Sia: Press freedom – but what for?

(Photo courtesy of Pinoy Adventurista)
(Photo courtesy of Pinoy Adventurista)

IF IT hadn't been for two books I read and enjoyed in my younger days, I probably wouldn't be in journalism today. The first book – or series of comic books to be more precise – is Hergé's The Adventures of Tintin, whose titular character is an intrepid young reporter whose investigations take him and his little dog Snowy on the most riveting and fantastic adventures all over the world. More technical but no less engaging is the second book, namely Newsletter Writing and Production Handbook for the Spirited Journalist, edited by Alfonso B. Deza and published roughly half a decade after the end of the Marcos regime.

In his preface, Deza quotes renowned journalist and professor Crispin C. Maslog, who observed that once martial law finally came to an end, it didn't take long for the Philippine press to go “back to normal: a free, rambunctious press, sensational, free-wheeling, proliferating, exciting, oftentimes reckless, sometimes irresponsible. As it was in 1972.”

It is unfortunate that apart from its adoption of new media to reach more people in much shorter time, the Philippine mainstream media hasn't changed much since the time Maslog made that statement. At last year's St. Thomas More Lecture held at the University of Santo Tomas, a more elderly but no less diminished Maslog called on us – not just his colleagues but Filipinos in general – to defend our country from “attacks on democratic institutions.”

Needless to say, most Philippine journalists would take to heart Maslog's more recent call to defend democracy, while leaving largely unheeded and ignored his older statement, which I believe is an implied admonishment to behave ourselves as professionals serving the common good.

With our deft command of language, technological savvy and ability to reach and perhaps even persuade an entire nation, it is easy for us media people to be blinded by our own brilliance. This is why, it is so difficult for us to see where we went so wrong when we did, what exactly our mistake was, and why we even fouled up in the first place.

A recent case in point: the media could have simply turned a blind eye on the mess involving poor Jim Paredes, but instead they decided to join Jim's political enemies in the feeding frenzy that ensued. As a result, what was supposed to be a non-issue became much bigger than it had to be.

However, Jim Paredes, whose private life is nobody's business but his and his alone, was not the only casualty in this debacle. Our collective credibility as the country's free press has been further damaged by the reporters and editors who decided to turn Jim's ordeal into revenue-generating clickbait – and it must be pointed out here that this is in spite of Jim's fervently sharing most journalists' anti-authoritarian and anti-Duterte politics! Is this any way to treat an ally?
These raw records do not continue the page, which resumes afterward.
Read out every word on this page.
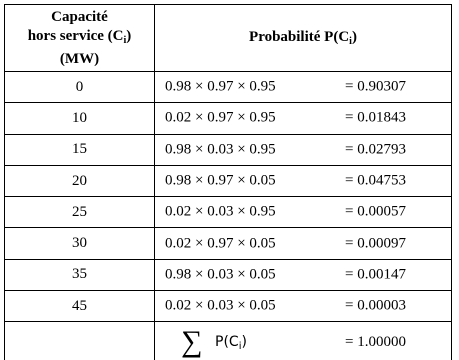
Capacité
hors service $(C_i)$
(MW)	Probabilité $P(C_i)$
0	0.98 × 0.97 × 0.95 = 0.90307

10	0.02 × 0.97 × 0.95 = 0.01843

15	0.98 × 0.03 × 0.95 = 0.02793

20	0.98 × 0.97 × 0.05 = 0.04753

25	0.02 × 0.03 × 0.95 = 0.00057

30	0.02 × 0.97 × 0.05 = 0.00097

35	0.98 × 0.03 × 0.05 = 0.00147

45	0.02 × 0.03 × 0.05 = 0.00003

	∑ $P(C_i) = 1.00000$
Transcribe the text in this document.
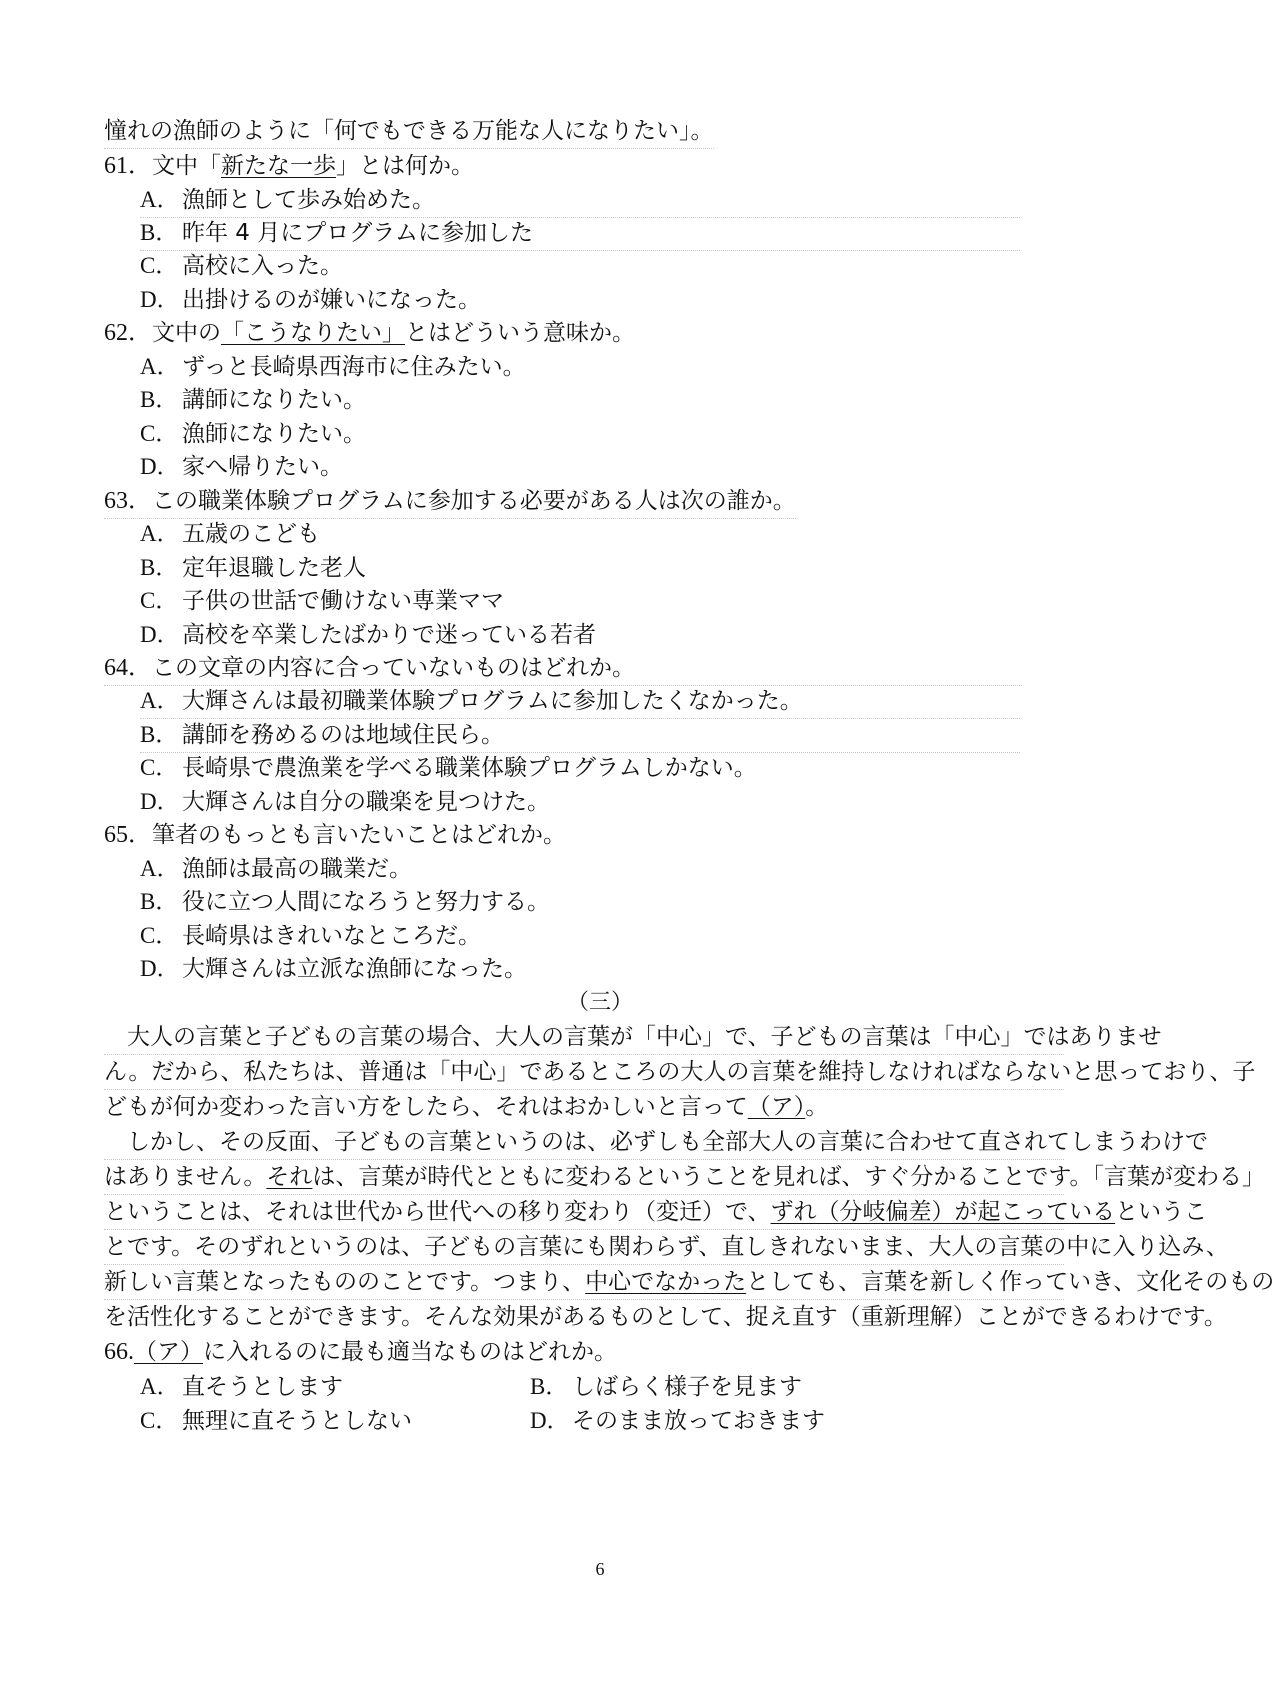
憧れの漁師のように「何でもできる万能な人になりたい」。
61．文中「新たな一歩」とは何か。
A． 漁師として歩み始めた。
B． 昨年 4 月にプログラムに参加した
C． 高校に入った。
D． 出掛けるのが嫌いになった。
62．文中の「こうなりたい」とはどういう意味か。
A． ずっと長崎県西海市に住みたい。
B． 講師になりたい。
C． 漁師になりたい。
D． 家へ帰りたい。
63．この職業体験プログラムに参加する必要がある人は次の誰か。
A． 五歳のこども
B． 定年退職した老人
C． 子供の世話で働けない専業ママ
D． 高校を卒業したばかりで迷っている若者
64．この文章の内容に合っていないものはどれか。
A． 大輝さんは最初職業体験プログラムに参加したくなかった。
B． 講師を務めるのは地域住民ら。
C． 長崎県で農漁業を学べる職業体験プログラムしかない。
D． 大輝さんは自分の職楽を見つけた。
65．筆者のもっとも言いたいことはどれか。
A． 漁師は最高の職業だ。
B． 役に立つ人間になろうと努力する。
C． 長崎県はきれいなところだ。
D． 大輝さんは立派な漁師になった。
（三）
　大人の言葉と子どもの言葉の場合、大人の言葉が「中心」で、子どもの言葉は「中心」ではありませ
ん。だから、私たちは、普通は「中心」であるところの大人の言葉を維持しなければならないと思っており、子
どもが何か変わった言い方をしたら、それはおかしいと言って（ア）。
　しかし、その反面、子どもの言葉というのは、必ずしも全部大人の言葉に合わせて直されてしまうわけで
はありません。それは、言葉が時代とともに変わるということを見れば、すぐ分かることです。「言葉が変わる」
ということは、それは世代から世代への移り変わり（変迁）で、ずれ（分岐偏差）が起こっているというこ
とです。そのずれというのは、子どもの言葉にも関わらず、直しきれないまま、大人の言葉の中に入り込み、
新しい言葉となったもののことです。つまり、中心でなかったとしても、言葉を新しく作っていき、文化そのもの
を活性化することができます。そんな効果があるものとして、捉え直す（重新理解）ことができるわけです。
66.（ア）に入れるのに最も適当なものはどれか。
A． 直そうとします	B． しばらく様子を見ます
C． 無理に直そうとしない	D． そのまま放っておきます
6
Moreover, just a few days ago, a comedy show on national television lampooned the Binay political clan using blackface of all things. While I take it that the skit was supposed to be about the supposed content of their character, mocking the Binays for the color of their skin was completely uncalled for. And yet this incident remains largely untouched by the Philippine press. Why? Is it because the Binays were never the media's darlings anyway? Or is it because the media corporation that aired the skit is just too powerful to be held accountable?

Is it any wonder, then, why people don't take journalists seriously anymore?

Regardless, we like to think that people still do. To mark World Press Freedom Day last week, the National Union of Journalists of the Philippines (NUJP) issued a statement accusing Mr. Duterte of going “absurd lengths to stifle the independent and critical media.” Though I may not be a member of the NUJP as of this time, this statement purports to speak for Philippine journalism as a whole, and so please allow me to make this comment:

So long as we in the media keep undermining our own credibility in the ways I have just described and more, there is no need for Mr. Duterte to do any stifling when our supposed audience is already tuning us out more and more, what with our disgusting antics and sins of omission.

We the press already know what we are supposed to be free from. Hence, like the philosopher Nietzsche, we would do well to ask ourselves – and keep asking ourselves – a much more important question: free for what, exactly?